Maj. Gen. John W. Peabody, the commander of the Mississippi Valley
division of the corps, said at a Nov. 16 news conference in St.
Louis that the corps has been actively dredging the river and has
released smaller amounts of water from other reservoirs, but has
to think about long-term response to the drought. “Some people
compare this to a battle,” he said, but “I compare it to a
campaign — this is not something we can solve in a few days, or a
few weeks, or even if a few months if we have a persistent enough
drought.” He added, “We’re going to have to husband our resources
for when the situation gets truly dire — and in my personal
estimate, we are not there yet.”
The reservoirs along the upper Missouri are already 20 percent
below the levels that normally get the region through the coming
year’s drought season and that allow commercial navigation on the
Missouri between April and November, said Charles Shadie, chief of
the watershed division for the Mississippi Valley division; “they
are already concerned that they may not have a full navigation
season on the Missouri next year.”
The corps is also taking on a blasting project, which will allow
traffic to proceed despite the low water levels. The project will
eliminate rock formations known as pinnacles in Southern Illinois
at Thebes and Grand Tower, but the work is not projected to begin
until February. Fifteen senators and 62 House members have asked
for the government to speed up the process.

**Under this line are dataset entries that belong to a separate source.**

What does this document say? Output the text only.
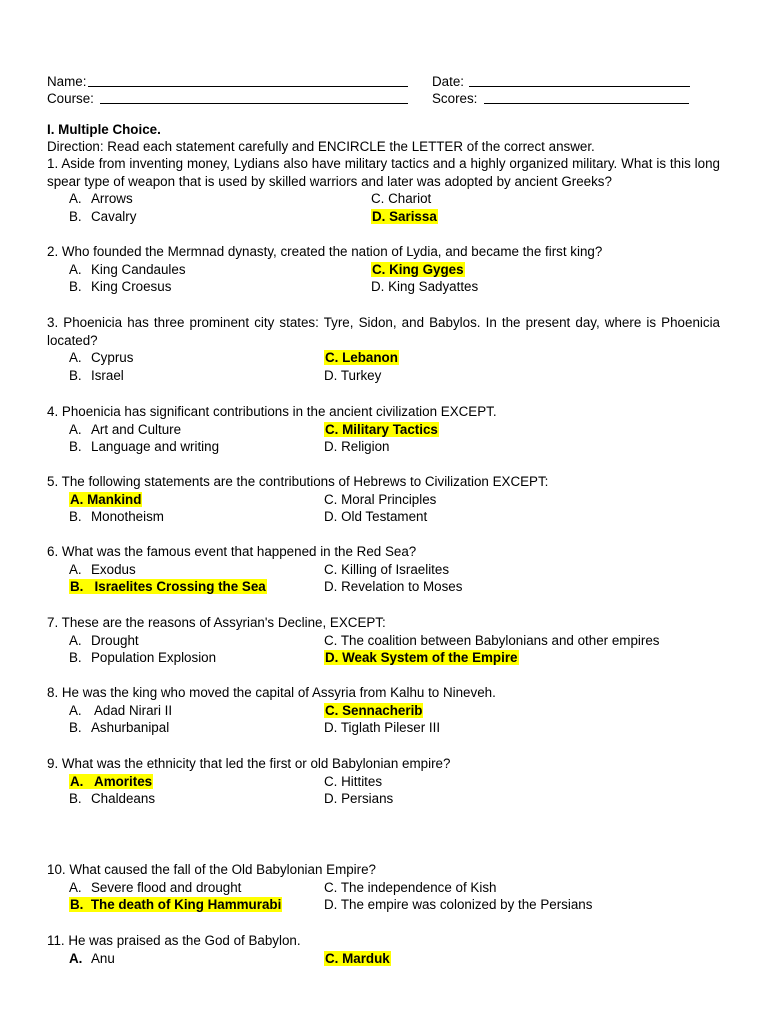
Name:	Date:
Course:	Scores:
I. Multiple Choice.
Direction: Read each statement carefully and ENCIRCLE the LETTER of the correct answer.
1. Aside from inventing money, Lydians also have military tactics and a highly organized military. What is this long spear type of weapon that is used by skilled warriors and later was adopted by ancient Greeks?
A. Arrows
B. Cavalry
C. Chariot
D. Sarissa
2. Who founded the Mermnad dynasty, created the nation of Lydia, and became the first king?
A. King Candaules
B. King Croesus
C. King Gyges
D. King Sadyattes
3. Phoenicia has three prominent city states: Tyre, Sidon, and Babylos. In the present day, where is Phoenicia located?
A. Cyprus
B. Israel
C. Lebanon
D. Turkey
4. Phoenicia has significant contributions in the ancient civilization EXCEPT.
A. Art and Culture
B. Language and writing
C. Military Tactics
D. Religion
5. The following statements are the contributions of Hebrews to Civilization EXCEPT:
A. Mankind
B. Monotheism
C. Moral Principles
D. Old Testament
6. What was the famous event that happened in the Red Sea?
A. Exodus
B.   Israelites Crossing the Sea
C. Killing of Israelites
D. Revelation to Moses
7. These are the reasons of Assyrian's Decline, EXCEPT:
A. Drought
B. Population Explosion
C. The coalition between Babylonians and other empires
D. Weak System of the Empire
8. He was the king who moved the capital of Assyria from Kalhu to Nineveh.
A. Adad Nirari II
B. Ashurbanipal
C. Sennacherib
D. Tiglath Pileser III
9. What was the ethnicity that led the first or old Babylonian empire?
A.   Amorites
B. Chaldeans
C. Hittites
D. Persians
10. What caused the fall of the Old Babylonian Empire?
A. Severe flood and drought
B.  The death of King Hammurabi
C. The independence of Kish
D. The empire was colonized by the Persians
11. He was praised as the God of Babylon.
A. Anu	C. Marduk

Senator Tom Harkin, Democrat of Iowa, who was the principal author
of the Senate letter, said that disrupting traffic along the
Mississippi, “has the potential to impact the entire economy along
the river — everything from increasing the cost to move goods to
potential job losses.”
He called for President Obama to issue an emergency declaration to
increase water flow from the Missouri and to get rid of the
pinnacles quickly.
“The only person that’s going to be able help us is the person who
lives at 1600 Pennsylvania Avenue,” Mr. Hettel said. “Unless we
get rain.”
At the St. Louis news conference, General Peabody jokingly
recommended an appeal to an even higher authority. “If anybody
knows how to create rain upriver of where we are today, I
encourage you to leverage the impact that you have,” he said.